Assuming we form a will to enjoy, what do we do? We act to bring everyone to the same will. This is easier than it sounds. If each person teaches this will to just two people, so that they also teach it to two, every adult will have that will in just 31 times the time to teach two. Just by word of mouth. The doubling reaches 2000 in ten steps, 2,000,000 in 20 steps, 2,000,000,000 in 30 steps. There are 3 billion adults to reach, but there are 3 billion adults to reach them, with all their resources and energies.

When there is a universal will to enjoy, we only have to pass a law making everyone equal heirs of large deceased estates. This will re-spread the wealth back over all the earners of it. The private heir has done nothing to earn that wealth, and everyone has done everything to earn that wealth, by making the goods that the wealth buys and represents, so such a law is just. Which, incidentally, shows that the overwealth is unjust. This is non-bureaucratic, since it only takes the settling of the estate, and the electronic dispersal of the money. Of course, such a 'radical' act is inconceivable in the present state of understanding. Home is very foreign when you've been away a long time. The super-overpay, the 98% of world income the 1% get now, the earnings of 1000s of years, will gently shower down on the earners over two generations, lifting the underpaid from starvation, illhealth, uneducation, slavery and anger, and lowering the overpaid out of overpower, danger and isolation from the human tribe. A person who has the property of 1000 has 1000 times what he can use, 1000 enemies instead of 1000 friends, an extremely hunted life. Another even simpler way is to write equal shares of a 1% per month increase in the money supply into every account. This automatically lowers overpay and lifts underpay, without any invasion of individual's affairs. This inflation is not bad, because everyone is getting the money from it. We give equal shares both to 1% overpaid and 99% underpaid only because it saves the enormous cost in bureaucratic labour and money of distinguishing the two.

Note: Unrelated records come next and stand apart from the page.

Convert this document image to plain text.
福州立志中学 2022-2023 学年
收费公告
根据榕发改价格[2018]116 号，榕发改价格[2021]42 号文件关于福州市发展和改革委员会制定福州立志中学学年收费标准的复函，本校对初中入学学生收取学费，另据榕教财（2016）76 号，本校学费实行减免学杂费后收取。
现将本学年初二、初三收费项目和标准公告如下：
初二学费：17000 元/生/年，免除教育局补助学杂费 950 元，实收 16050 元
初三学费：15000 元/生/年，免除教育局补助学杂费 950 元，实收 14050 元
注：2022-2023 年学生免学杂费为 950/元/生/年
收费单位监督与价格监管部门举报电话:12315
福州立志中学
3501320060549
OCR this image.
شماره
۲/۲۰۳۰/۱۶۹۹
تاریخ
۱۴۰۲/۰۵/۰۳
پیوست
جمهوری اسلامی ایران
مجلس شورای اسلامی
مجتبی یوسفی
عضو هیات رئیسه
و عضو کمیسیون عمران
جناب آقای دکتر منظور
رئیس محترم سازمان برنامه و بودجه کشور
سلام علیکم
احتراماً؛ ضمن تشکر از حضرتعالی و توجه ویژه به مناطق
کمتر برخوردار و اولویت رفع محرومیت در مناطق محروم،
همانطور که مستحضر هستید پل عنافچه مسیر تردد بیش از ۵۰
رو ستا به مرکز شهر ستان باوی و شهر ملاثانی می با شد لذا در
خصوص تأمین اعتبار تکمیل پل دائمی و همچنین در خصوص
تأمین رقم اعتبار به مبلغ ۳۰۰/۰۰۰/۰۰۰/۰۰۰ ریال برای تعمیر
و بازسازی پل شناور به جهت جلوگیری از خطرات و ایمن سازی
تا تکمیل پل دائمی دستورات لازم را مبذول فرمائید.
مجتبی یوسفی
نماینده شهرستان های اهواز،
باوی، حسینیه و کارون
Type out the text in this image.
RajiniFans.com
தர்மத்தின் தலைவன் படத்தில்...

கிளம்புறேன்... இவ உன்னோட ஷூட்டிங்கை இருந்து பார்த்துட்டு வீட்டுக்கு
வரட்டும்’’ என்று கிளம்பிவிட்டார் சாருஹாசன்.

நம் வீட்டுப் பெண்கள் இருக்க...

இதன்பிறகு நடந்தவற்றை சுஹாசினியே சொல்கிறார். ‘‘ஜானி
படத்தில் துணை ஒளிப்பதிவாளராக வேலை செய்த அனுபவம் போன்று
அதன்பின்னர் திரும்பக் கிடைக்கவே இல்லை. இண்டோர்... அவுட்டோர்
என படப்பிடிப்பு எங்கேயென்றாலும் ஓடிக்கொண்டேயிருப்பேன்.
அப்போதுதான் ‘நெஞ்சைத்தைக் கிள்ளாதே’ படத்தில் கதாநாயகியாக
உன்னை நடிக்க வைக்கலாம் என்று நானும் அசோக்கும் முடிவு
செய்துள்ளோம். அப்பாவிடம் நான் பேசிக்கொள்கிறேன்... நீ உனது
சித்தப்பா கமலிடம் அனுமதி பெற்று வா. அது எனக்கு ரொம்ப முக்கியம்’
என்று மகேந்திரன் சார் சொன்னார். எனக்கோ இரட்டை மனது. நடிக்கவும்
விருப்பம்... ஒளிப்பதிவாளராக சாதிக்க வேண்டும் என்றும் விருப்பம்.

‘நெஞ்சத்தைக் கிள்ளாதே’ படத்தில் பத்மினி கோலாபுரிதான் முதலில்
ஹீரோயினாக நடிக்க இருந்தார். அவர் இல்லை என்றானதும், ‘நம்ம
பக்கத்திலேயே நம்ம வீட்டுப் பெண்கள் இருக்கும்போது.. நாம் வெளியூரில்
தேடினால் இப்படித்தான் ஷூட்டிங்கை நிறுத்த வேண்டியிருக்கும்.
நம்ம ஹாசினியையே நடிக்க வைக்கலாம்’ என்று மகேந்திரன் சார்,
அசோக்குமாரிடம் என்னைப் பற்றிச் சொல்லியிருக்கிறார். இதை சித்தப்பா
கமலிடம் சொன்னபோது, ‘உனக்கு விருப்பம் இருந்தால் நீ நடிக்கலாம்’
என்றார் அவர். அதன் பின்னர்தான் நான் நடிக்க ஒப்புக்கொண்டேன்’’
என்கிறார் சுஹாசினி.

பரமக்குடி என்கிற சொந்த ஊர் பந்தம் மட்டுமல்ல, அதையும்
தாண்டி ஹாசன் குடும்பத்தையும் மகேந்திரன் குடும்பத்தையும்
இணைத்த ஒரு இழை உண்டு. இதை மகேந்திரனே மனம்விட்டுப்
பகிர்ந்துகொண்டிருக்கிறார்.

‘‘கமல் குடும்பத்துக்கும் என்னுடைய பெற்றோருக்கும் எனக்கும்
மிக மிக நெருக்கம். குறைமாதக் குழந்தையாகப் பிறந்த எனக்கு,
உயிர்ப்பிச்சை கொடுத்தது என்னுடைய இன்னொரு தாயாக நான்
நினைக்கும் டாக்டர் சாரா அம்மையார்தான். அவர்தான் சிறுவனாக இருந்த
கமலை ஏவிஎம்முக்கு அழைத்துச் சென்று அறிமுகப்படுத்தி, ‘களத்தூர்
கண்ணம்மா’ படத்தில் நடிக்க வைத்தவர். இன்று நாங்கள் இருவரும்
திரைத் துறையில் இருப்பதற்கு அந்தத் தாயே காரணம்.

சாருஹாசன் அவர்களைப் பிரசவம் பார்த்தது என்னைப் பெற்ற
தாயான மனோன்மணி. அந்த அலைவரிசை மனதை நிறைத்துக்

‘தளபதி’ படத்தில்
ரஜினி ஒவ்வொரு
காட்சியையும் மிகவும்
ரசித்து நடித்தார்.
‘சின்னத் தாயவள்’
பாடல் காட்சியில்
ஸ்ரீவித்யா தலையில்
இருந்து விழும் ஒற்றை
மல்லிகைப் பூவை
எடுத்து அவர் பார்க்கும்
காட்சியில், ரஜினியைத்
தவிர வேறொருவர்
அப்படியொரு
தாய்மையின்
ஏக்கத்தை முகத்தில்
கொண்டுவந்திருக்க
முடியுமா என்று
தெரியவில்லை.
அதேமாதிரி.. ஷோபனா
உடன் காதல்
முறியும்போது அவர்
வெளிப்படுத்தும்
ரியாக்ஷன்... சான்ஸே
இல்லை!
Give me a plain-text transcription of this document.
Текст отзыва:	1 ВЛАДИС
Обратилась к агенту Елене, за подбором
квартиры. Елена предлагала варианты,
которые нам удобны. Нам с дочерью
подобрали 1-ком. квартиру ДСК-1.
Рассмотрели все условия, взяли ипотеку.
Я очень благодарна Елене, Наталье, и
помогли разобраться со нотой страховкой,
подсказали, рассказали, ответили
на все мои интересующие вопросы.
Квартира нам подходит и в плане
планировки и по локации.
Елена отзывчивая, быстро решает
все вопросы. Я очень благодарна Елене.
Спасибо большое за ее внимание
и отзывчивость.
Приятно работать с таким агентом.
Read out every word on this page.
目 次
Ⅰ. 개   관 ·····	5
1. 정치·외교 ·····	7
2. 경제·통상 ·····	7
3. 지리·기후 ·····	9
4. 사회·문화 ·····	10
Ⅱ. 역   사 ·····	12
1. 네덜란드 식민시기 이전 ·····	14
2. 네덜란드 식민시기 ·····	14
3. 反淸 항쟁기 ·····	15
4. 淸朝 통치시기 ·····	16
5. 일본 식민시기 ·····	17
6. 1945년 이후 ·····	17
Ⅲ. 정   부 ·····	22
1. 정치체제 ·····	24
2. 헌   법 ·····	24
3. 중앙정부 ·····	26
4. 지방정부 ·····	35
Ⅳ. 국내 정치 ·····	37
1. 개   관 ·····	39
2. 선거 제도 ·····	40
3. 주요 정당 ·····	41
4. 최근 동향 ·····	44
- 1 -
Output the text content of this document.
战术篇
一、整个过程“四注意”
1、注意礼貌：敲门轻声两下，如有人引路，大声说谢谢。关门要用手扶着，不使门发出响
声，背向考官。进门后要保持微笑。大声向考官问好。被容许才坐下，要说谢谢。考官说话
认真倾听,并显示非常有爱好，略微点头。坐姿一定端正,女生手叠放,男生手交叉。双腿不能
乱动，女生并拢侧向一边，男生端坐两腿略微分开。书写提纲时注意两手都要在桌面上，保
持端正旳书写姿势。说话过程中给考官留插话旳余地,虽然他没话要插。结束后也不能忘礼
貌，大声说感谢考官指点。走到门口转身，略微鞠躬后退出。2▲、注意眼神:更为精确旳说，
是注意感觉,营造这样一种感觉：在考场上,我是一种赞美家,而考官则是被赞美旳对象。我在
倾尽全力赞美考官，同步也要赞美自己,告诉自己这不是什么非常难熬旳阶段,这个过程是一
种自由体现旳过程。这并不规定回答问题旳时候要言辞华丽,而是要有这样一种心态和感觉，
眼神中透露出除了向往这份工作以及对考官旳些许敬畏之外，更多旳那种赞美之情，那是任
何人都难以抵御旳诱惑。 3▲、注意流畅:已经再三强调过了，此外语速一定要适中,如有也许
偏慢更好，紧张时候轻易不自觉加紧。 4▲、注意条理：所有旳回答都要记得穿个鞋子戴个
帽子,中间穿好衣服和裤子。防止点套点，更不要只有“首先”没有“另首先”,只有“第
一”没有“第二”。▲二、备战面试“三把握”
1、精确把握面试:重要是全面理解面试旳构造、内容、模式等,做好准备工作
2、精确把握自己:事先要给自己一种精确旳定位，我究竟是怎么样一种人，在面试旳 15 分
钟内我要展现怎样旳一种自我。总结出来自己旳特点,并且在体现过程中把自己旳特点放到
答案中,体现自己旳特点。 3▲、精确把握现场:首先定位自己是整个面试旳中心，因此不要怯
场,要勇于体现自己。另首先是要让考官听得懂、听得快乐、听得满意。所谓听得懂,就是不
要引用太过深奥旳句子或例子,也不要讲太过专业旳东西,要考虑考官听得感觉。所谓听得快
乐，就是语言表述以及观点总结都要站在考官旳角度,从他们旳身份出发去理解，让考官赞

Is there a will to misery? Everyone works, and we produce plenty. And yet we have aided and abetted the ceaseless growth of pay injustice for 3000 years, with only rare and brief partial corrections towards justice. The inequality has always produced misery for all. Equality has always produced happiness. Nations have been founded on equality, liberty and justice, and we have ignored the foundational principles, and gone hell for leather to try to get unlimited fortunes out of an abundant but limited pool of wealth, provided by nature's bounty and human work. Every heap of overpay has fallen, and has been temporarily maintained only with excruciating labour and danger. We have never attempted to close the many wide-open legal ways by which money moves from earners to non-earners. We let the government rob us by increasing the money supply and lending it back to us to buy back at interest. Women could get equal pay in a week by going on a national women's strike. We let individuals pull millions and billions out of the wealth pool although we know they can't work much harder than us. We have equal share in all of nature's bounty and we give it all away to landowners. We all increase value of land by building cities around it and we give it away to landowners. We give millions to gifted people, although natural gifts are no work of theirs. We don't pay students for studying, although that is work, and all society benefits from it, and we then pay them unlimited amounts for having studied, although that isn't work. And then the people with billions foment wars and we go and fight and die for them. Stop giving tens of thousands from every household every year to the superrich, and thus make them happier, safer, more human.

Equality equals quality. Equality [pay justice, noninjury] is love, and love [noninjury] is the only practical way. Everyone will readily grant that it will utterly catastrophic for one person to have all the wealth in the world, so we ought to understand that what we have now, with 1% having 98% of world income, is almost as catastrophic. If we open our eyes, we can see catastrophe, for both overpaid and underpaid, everywhere. That monster, free to roam, has had till recently only small feet, able to kill only millions a year, but has, thanks to e=mc2, recently acquired the ability to kill us all. And anger and tyranny are super-super-extreme, and rising. We need only educate ourselves in reality, how bad it is, how good it can be, with just tiny effort to educate ourselves and two friends, to create the universal human will to make the change.